We are still learning about this. I feel I could come up with a more studied answer after the next one. I would like to say, like a hallowed abstract painter, you just know your last brush stroke and back away… We’re both perfectionists so finishing something requires a lot of listening. At some point though you do have to back away. Going to a studio to record helped with this because there were time constraints and other ears and hands involved to keep us from nitpicking to kingdom come.
Hi Beams is the jam. What music did you guys listen to while you created it?
That’s the funny thing, we didn’t really listen to much or try to derive from specific places– I did listen to Allen Ginsberg lectures online from the Naropa Institute, and listened to Talking Heads’ “Fear of Music” while reading the Jonathan Franzen 33 1/3 book on the subject. For this one, we tried to expand the emotional and verbal content of our songs a bit. And embrace melody as much as rhythm. The Beatles’ chord structures are always in my brain, and Brian Wilson melodies seem to be in there too.
You guys seem to play alternative venues like museums more often than other bands. How did that start?
Just happened that way. Maybe because of the boomboxes we carried with us (which are now a sculptural backdrop) and the misinformation that we went to RISD (I went to Brown and George attended Skidmore) led people to believe we were “arty.” We’ll definitely take it.
So I heard you guys did some covers of pop songs on the road and then I read in an interview that you listen to a lot of pop radio when you’re driving on tour. Is that what inspired the covers, or…?

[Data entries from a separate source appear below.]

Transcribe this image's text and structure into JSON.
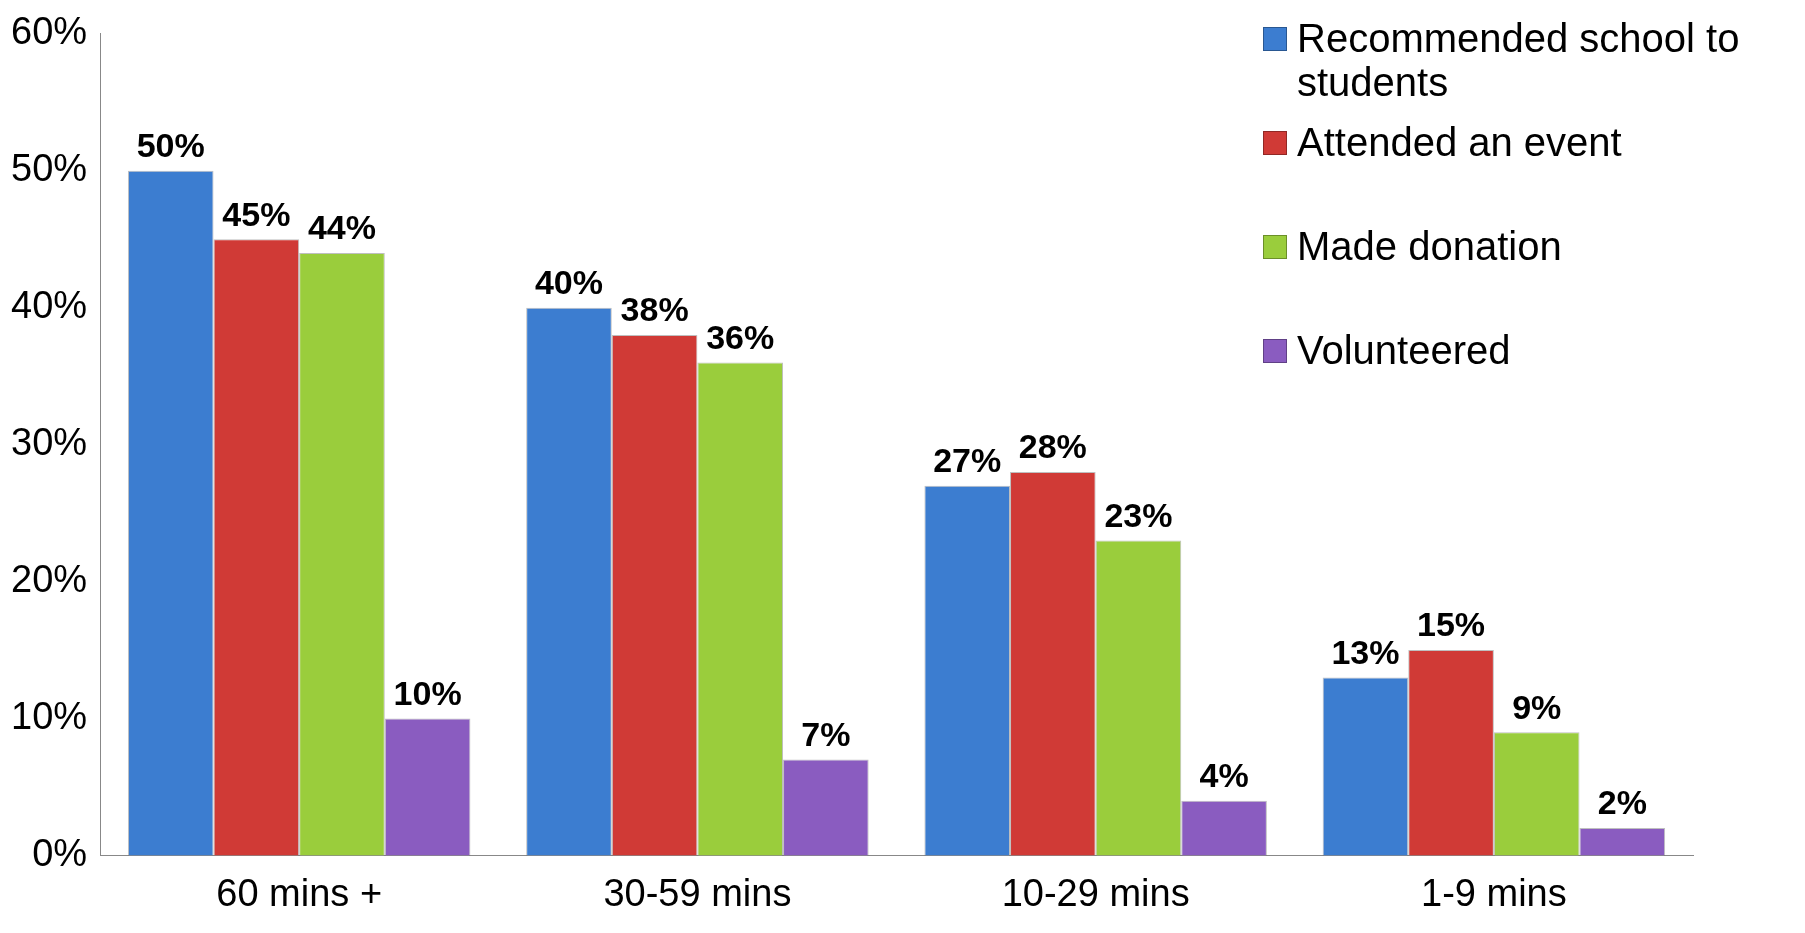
{
  "chart_data": {
    "type": "bar",
    "categories": [
      "60 mins +",
      "30-59 mins",
      "10-29 mins",
      "1-9 mins"
    ],
    "series": [
      {
        "name": "Recommended school to students",
        "color": "#3c7dd0",
        "values": [
          50,
          40,
          27,
          13
        ],
        "value_labels": [
          "50%",
          "40%",
          "27%",
          "13%"
        ]
      },
      {
        "name": "Attended an event",
        "color": "#d03a36",
        "values": [
          45,
          38,
          28,
          15
        ],
        "value_labels": [
          "45%",
          "38%",
          "28%",
          "15%"
        ]
      },
      {
        "name": "Made donation",
        "color": "#9acd3c",
        "values": [
          44,
          36,
          23,
          9
        ],
        "value_labels": [
          "44%",
          "36%",
          "23%",
          "9%"
        ]
      },
      {
        "name": "Volunteered",
        "color": "#8a5cc0",
        "values": [
          10,
          7,
          4,
          2
        ],
        "value_labels": [
          "10%",
          "7%",
          "4%",
          "2%"
        ]
      }
    ],
    "ylim": [
      0,
      60
    ],
    "yticks": [
      {
        "value": 0,
        "label": "0%"
      },
      {
        "value": 10,
        "label": "10%"
      },
      {
        "value": 20,
        "label": "20%"
      },
      {
        "value": 30,
        "label": "30%"
      },
      {
        "value": 40,
        "label": "40%"
      },
      {
        "value": 50,
        "label": "50%"
      },
      {
        "value": 60,
        "label": "60%"
      }
    ],
    "grid": false,
    "legend": "top right"
  }
}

The covers came from the sampling aesthetic applied to performance. We do very few nowadays because we’re writing our own words and melodies now– but back when we had none I would appropriate really recognizable pop music that’s ingrained in all of us (we are all Pavlov’s dog) because there was nothing else to sing. I would also improvise lyrics on the spot or improvise appropriations on the spot, and that became our performance. We are trying to get more into planning as a strategy in art… While at the same time embracing our own ridiculousness and tendency toward random madness.